Creditors’ service provider leaked millions of records with lawsuit history

A company identifying people who might sue creditors forgot to set a password and leaked over 150 million records, including lawsuit history.

At the beginning of June, the Cybernews research team uncovered a misconfiguration in WebRecon systems that left the company’s data accessible to anyone on the Internet.

Founded in 2009, WebRecon is a niche player in the litigation risk management sector. With its flagship service, Litigant Alert, WebRecon assists creditors, debt collectors, debt buyers, and marketers in identifying customers who might file lawsuits under the TCPA, FDCPA, and FCRA laws.

webrecon data leak

These US laws focus on violations related to unsolicited communications, abusive debt collection practices, and inaccurate credit reporting and can be used to sue creditors.

“Hundreds of these lawsuits are brought by repeat filers. Contact any one of them, and your chances of being sued rise dramatically,” writes the company on its website.

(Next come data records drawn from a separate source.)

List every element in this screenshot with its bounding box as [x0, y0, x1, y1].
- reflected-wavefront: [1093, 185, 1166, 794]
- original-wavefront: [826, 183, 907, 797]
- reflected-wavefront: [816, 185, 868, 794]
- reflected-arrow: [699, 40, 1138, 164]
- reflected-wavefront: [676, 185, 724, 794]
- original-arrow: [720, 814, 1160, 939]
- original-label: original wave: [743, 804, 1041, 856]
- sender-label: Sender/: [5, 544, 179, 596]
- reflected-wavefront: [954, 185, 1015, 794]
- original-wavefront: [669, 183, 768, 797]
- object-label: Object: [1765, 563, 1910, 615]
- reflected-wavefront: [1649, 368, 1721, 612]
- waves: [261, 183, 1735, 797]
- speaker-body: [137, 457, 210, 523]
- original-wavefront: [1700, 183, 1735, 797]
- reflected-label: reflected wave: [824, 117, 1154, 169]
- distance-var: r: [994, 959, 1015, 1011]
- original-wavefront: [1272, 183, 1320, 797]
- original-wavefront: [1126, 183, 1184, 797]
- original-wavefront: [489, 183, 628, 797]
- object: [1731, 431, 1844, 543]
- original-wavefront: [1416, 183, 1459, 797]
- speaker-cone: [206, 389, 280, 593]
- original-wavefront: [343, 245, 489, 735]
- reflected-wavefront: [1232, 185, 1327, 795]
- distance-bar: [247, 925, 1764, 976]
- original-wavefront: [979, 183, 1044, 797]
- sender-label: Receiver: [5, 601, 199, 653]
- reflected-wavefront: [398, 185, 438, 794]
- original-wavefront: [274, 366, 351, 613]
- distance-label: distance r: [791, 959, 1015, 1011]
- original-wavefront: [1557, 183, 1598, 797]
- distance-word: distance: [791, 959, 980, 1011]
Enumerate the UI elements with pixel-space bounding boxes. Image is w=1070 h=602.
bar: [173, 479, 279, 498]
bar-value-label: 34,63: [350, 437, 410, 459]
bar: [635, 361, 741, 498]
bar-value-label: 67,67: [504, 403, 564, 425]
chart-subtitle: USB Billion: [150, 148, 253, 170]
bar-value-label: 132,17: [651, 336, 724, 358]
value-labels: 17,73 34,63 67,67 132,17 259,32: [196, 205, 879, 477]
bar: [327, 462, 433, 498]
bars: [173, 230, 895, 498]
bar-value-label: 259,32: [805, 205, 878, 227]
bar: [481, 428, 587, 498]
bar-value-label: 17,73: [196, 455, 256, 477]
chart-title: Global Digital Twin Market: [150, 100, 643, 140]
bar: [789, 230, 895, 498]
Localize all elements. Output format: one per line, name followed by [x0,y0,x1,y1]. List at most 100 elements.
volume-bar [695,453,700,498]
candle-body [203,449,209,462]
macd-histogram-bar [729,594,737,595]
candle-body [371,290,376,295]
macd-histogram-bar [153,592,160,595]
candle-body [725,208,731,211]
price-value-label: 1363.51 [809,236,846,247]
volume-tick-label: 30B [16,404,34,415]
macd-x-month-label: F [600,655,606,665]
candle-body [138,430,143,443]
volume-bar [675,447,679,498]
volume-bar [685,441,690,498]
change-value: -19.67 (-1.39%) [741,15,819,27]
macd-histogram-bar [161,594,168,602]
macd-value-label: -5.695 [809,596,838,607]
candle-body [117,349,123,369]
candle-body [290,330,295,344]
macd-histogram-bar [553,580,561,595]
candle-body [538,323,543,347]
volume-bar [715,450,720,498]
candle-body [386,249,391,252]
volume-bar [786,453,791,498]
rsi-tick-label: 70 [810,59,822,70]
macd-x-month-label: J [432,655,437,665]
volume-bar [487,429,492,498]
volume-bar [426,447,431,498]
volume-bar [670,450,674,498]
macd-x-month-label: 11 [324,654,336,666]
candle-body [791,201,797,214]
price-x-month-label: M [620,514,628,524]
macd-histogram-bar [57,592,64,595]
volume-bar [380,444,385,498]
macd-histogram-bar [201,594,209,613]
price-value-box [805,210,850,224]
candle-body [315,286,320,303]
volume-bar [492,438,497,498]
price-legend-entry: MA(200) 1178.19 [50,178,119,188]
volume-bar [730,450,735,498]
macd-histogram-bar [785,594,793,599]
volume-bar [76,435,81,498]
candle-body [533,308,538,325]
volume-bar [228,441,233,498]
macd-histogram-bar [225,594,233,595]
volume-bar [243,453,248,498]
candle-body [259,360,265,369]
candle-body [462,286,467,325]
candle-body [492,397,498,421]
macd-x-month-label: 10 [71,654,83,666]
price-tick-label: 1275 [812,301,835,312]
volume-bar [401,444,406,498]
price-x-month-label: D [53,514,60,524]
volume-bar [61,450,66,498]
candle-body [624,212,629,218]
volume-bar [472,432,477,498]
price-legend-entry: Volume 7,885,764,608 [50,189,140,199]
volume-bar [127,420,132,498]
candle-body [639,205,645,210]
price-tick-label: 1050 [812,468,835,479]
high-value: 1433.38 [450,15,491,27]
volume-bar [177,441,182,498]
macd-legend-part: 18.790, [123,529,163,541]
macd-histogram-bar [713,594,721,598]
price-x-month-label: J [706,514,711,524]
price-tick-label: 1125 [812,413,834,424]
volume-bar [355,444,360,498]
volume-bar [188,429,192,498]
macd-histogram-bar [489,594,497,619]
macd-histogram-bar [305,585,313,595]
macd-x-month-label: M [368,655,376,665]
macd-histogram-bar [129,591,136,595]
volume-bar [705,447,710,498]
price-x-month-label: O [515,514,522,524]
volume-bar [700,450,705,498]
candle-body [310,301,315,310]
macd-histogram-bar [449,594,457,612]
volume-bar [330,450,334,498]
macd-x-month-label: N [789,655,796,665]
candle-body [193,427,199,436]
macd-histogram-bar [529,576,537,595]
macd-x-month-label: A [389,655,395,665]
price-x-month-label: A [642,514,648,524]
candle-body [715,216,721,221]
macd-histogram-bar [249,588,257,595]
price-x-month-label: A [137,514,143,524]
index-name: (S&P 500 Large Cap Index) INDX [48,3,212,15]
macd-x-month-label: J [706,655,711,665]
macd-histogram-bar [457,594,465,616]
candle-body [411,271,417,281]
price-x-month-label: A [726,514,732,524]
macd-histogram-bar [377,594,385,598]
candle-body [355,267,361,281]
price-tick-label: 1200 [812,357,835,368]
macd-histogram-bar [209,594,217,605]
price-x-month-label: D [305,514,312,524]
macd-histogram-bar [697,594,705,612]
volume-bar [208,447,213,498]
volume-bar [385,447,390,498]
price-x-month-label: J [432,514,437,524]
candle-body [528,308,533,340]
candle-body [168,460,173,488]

While the company claims to protect the creditors, it failed to protect its data. A leak was caused by a MongoDB database when WebRecon developers forgot to set up a password. The leaked database stored nearly 154 GB of data and more than 150 million records.

Leaked personal data included:

  • Names
  • ZIP Codes
  • States
  • Hashed Social Security Numbers (SSN)
  • The last 4 Digits of the SSN
  • Reported Lawsuit History

The leaked data could be exploited by threat actors for identity theft, targeted scams, or other malicious activities. “The leak also raises concerns about WebRecon's data security practices and compliance with privacy regulations, given the sensitivity and scale of the exposed data,” said security researcher Bob Diachenko.

The company has eight employees. Smaller businesses may not receive the same level of scrutiny or resources to strengthen their cybersecurity defenses. Despite its small size, efficient cybersecurity is key, especially if dealing with large amounts of sensitive information.

“It is crucial to implement authentication and authorization mechanisms. Always configure firewall rules to allow only traffic from trusted sources, such as specific IP addresses or ranges, to access the MongoDB instance,” explained Diachenko.

Cybernews contacted the company, and access to the database was secured. However, Cybernews researchers couldn’t identify the exact duration of data exposure, and an official comment from the company has yet to be received.